Chinese President Xi Jinping praised Tuesday the late former leader Jiang Zemin for his achievements including curbing the 1989 Tiananmen Square pro-democracy movement and overseeing economic reform in China alongside its partial opening up at a memorial service held in Beijing.
Jiang, who died of leukemia and multiple organ failure at the age of 96 in Shanghai last Wednesday, is credited with guiding China's rapid rise to major power status as the ruling Communist Party's leader between 1989 and 2002.
About 5,000 senior Communist Party members, as well as government and military officials, with white flowers pinned to their chests, offered silent prayers for three minutes at the start of the ceremony held at the Great Hall of the People in the capital, according to state media.

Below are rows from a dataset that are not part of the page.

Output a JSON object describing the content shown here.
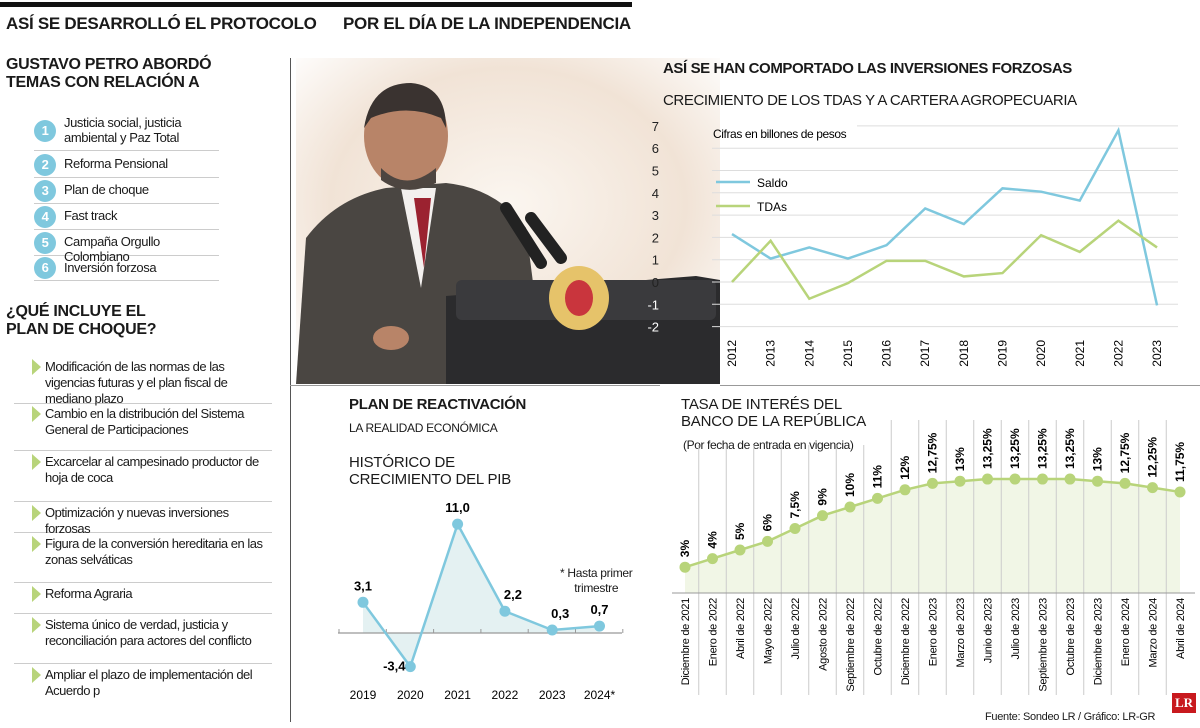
{
  "header": {
    "left_title": "ASÍ SE DESARROLLÓ EL PROTOCOLO",
    "right_title": "POR EL DÍA DE LA INDEPENDENCIA"
  },
  "topics": {
    "title_line1": "GUSTAVO PETRO ABORDÓ",
    "title_line2": "TEMAS CON RELACIÓN A",
    "items": [
      {
        "num": "1",
        "line1": "Justicia social, justicia",
        "line2": "ambiental y Paz Total"
      },
      {
        "num": "2",
        "line1": "Reforma Pensional",
        "line2": ""
      },
      {
        "num": "3",
        "line1": "Plan de choque",
        "line2": ""
      },
      {
        "num": "4",
        "line1": "Fast track",
        "line2": ""
      },
      {
        "num": "5",
        "line1": "Campaña Orgullo Colombiano",
        "line2": ""
      },
      {
        "num": "6",
        "line1": "Inversión forzosa",
        "line2": ""
      }
    ]
  },
  "plan": {
    "title_line1": "¿QUÉ INCLUYE EL",
    "title_line2": "PLAN DE CHOQUE?",
    "items": [
      "Modificación de las normas de las vigencias futuras y el plan fiscal de mediano plazo",
      "Cambio en la distribución del Sistema General de Participaciones",
      "Excarcelar al campesinado productor de hoja de coca",
      "Optimización y nuevas inversiones forzosas",
      "Figura de la conversión hereditaria en las zonas selváticas",
      "Reforma Agraria",
      "Sistema único de verdad, justicia y reconciliación para actores del conflicto",
      "Ampliar el plazo de implementación del Acuerdo p"
    ]
  },
  "colors": {
    "blue": "#7fc8de",
    "green": "#b8d47a",
    "green_fill": "#f1f6e6",
    "blue_fill": "#e4f1f2",
    "logo_red": "#c8191e"
  },
  "footer": {
    "source": "Fuente: Sondeo LR / Gráfico: LR-GR",
    "logo": "LR"
  },
  "chart_data": [
    {
      "type": "line",
      "title": "ASÍ SE HAN COMPORTADO LAS INVERSIONES FORZOSAS",
      "subtitle": "CRECIMIENTO DE LOS TDAS Y A CARTERA AGROPECUARIA",
      "note": "Cifras en billones de pesos",
      "categories": [
        "2012",
        "2013",
        "2014",
        "2015",
        "2016",
        "2017",
        "2018",
        "2019",
        "2020",
        "2021",
        "2022",
        "2023"
      ],
      "yticks": [
        "7",
        "6",
        "5",
        "4",
        "3",
        "2",
        "1",
        "0",
        "-1",
        "-2"
      ],
      "ylim": [
        -2,
        7
      ],
      "grid": true,
      "legend": "top-left",
      "series": [
        {
          "name": "Saldo",
          "color": "#7fc8de",
          "values": [
            2.15,
            1.05,
            1.55,
            1.05,
            1.65,
            3.3,
            2.6,
            4.2,
            4.05,
            3.65,
            6.8,
            -1.05
          ]
        },
        {
          "name": "TDAs",
          "color": "#b8d47a",
          "values": [
            0,
            1.85,
            -0.75,
            -0.05,
            0.95,
            0.95,
            0.25,
            0.4,
            2.1,
            1.35,
            2.75,
            1.55
          ]
        }
      ]
    },
    {
      "type": "area",
      "section_title": "PLAN DE REACTIVACIÓN",
      "section_subtitle": "LA REALIDAD ECONÓMICA",
      "title_line1": "HISTÓRICO DE",
      "title_line2": "CRECIMIENTO DEL PIB",
      "note_line1": "* Hasta primer",
      "note_line2": "trimestre",
      "categories": [
        "2019",
        "2020",
        "2021",
        "2022",
        "2023",
        "2024*"
      ],
      "values": [
        3.1,
        -3.4,
        11.0,
        2.2,
        0.3,
        0.7
      ],
      "labels": [
        "3,1",
        "-3,4",
        "11,0",
        "2,2",
        "0,3",
        "0,7"
      ]
    },
    {
      "type": "area",
      "title_line1": "TASA DE INTERÉS DEL",
      "title_line2": "BANCO DE LA REPÚBLICA",
      "subtitle": "(Por fecha de entrada en vigencia)",
      "categories": [
        "Diciembre de 2021",
        "Enero de 2022",
        "Abril de 2022",
        "Mayo de 2022",
        "Julio de 2022",
        "Agosto de 2022",
        "Septiembre de 2022",
        "Octubre de 2022",
        "Diciembre de 2022",
        "Enero de 2023",
        "Marzo de 2023",
        "Junio de 2023",
        "Julio de 2023",
        "Septiembre de 2023",
        "Octubre de 2023",
        "Diciembre de 2023",
        "Enero de 2024",
        "Marzo de 2024",
        "Abril de 2024"
      ],
      "values": [
        3,
        4,
        5,
        6,
        7.5,
        9,
        10,
        11,
        12,
        12.75,
        13,
        13.25,
        13.25,
        13.25,
        13.25,
        13,
        12.75,
        12.25,
        11.75
      ],
      "labels": [
        "3%",
        "4%",
        "5%",
        "6%",
        "7,5%",
        "9%",
        "10%",
        "11%",
        "12%",
        "12,75%",
        "13%",
        "13,25%",
        "13,25%",
        "13,25%",
        "13,25%",
        "13%",
        "12,75%",
        "12,25%",
        "11,75%"
      ]
    }
  ]
}
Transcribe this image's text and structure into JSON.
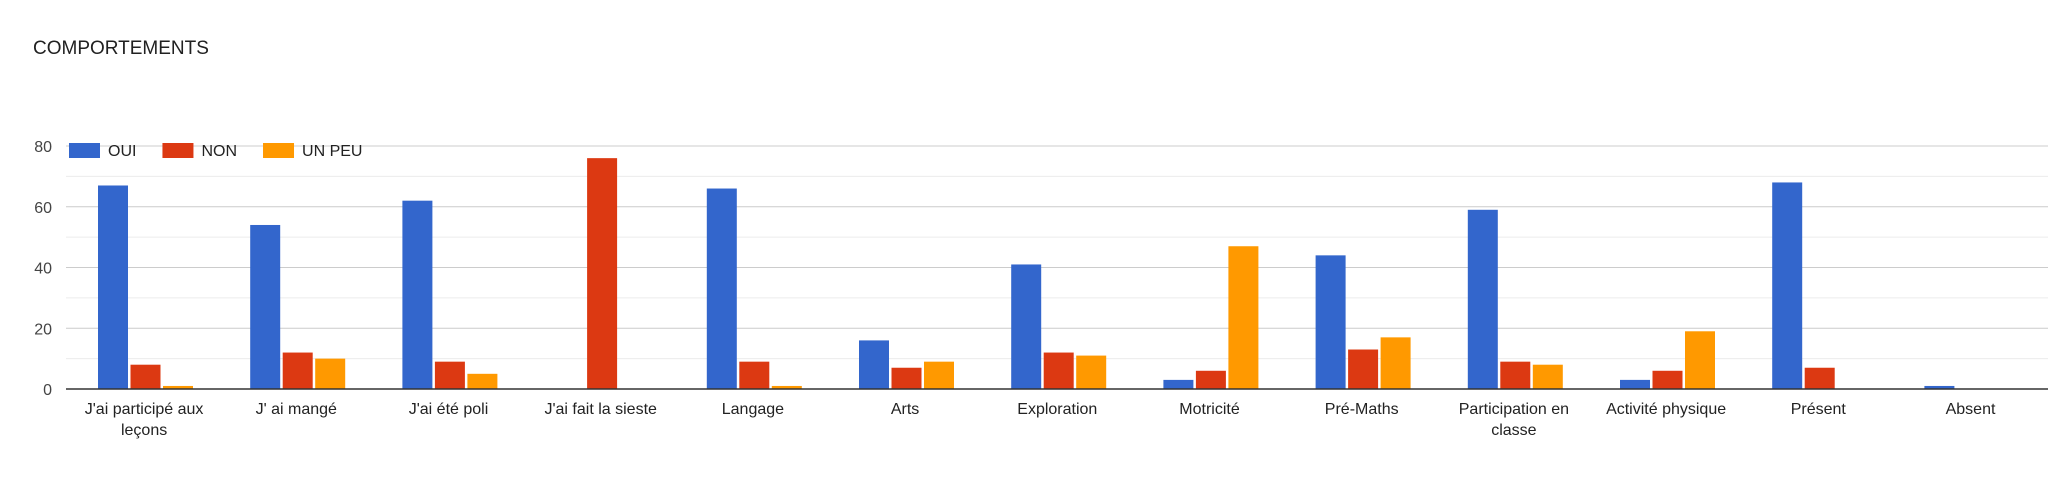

In his eulogy, Xi said in reference to the Tiananmen Square protests that Jiang implemented the Communist Party's "correct decision on taking a clear stand against" the political turmoil as the top party official in Shanghai, and "effectively maintained the stability" of the city where similar protests had occurred.
Xi also said Jiang assumed the leadership at a time of "serious external pressure and internal difficulties" as China faced economic sanctions from some Western countries following the Tiananmen Square protests.
Jiang led efforts to "unswervingly take economic development as a central task" and adhered to the nation's policy of reform and opening up, Xi said.
He also called Jiang "an outstanding leader enjoying high prestige" acknowledged by the party and the military and commended the former president for dedicating his whole life to the Chinese people and realizing national prosperity.
Xi called on the Communist Party members, the military and the people of all ethnic groups to "unite more closely" around the Party Central Committee and work together to comprehensively build a modern socialist country and promote the great rejuvenation of the Chinese nation.
Many people laid flowers in front of Jiang's former residence in Yangzhou, Jiangsu Province, and offered silent prayers. Some bouquets had message cards that cordially remembered the time when Jiang was at the helm of the Communist Party, saying it was "an open, easygoing, free and fulfilling era."
Tang Guozhen, a 58-year-old Yanzhou resident, said Jiang's death was unacceptable and thanked him for "making the lives of the general public happy." A 36-year-old woman said Jiang visited areas damaged by flooding and had a similar viewpoint to citizens'.
In memory of the former leader, the general public was instructed to watch a live broadcast of the ceremony, with sirens blaring in various cities.
Universal Studios in Beijing was closed and some overseas TV programs were not aired as the Funeral Committee, headed by Xi, called for the suspension of entertainment activities.
On Monday, Jiang's body was cremated at the Babaoshan Revolutionary Cemetery in the capital, after having been flown from Shanghai.
Following rare nationwide protests in late November against China's strict "zero-COVID" policy, Chinese authorities have tightened security amid the possibility that mourners congregating for Jiang could stage anti-government demonstrations.
Jiang managed China's 2001 accession to the World Trade Organization and the nation's winning bid the same year for the 2008 Summer Olympics in Beijing, which were major milestones in his 13-year tenure at the apex of power.
During that time, China's economy grew at an average rate of 9 percent annually, with military spending increasing by around 15 percent each year. Jiang also presided over Hong Kong's return to China from Britain in 1997.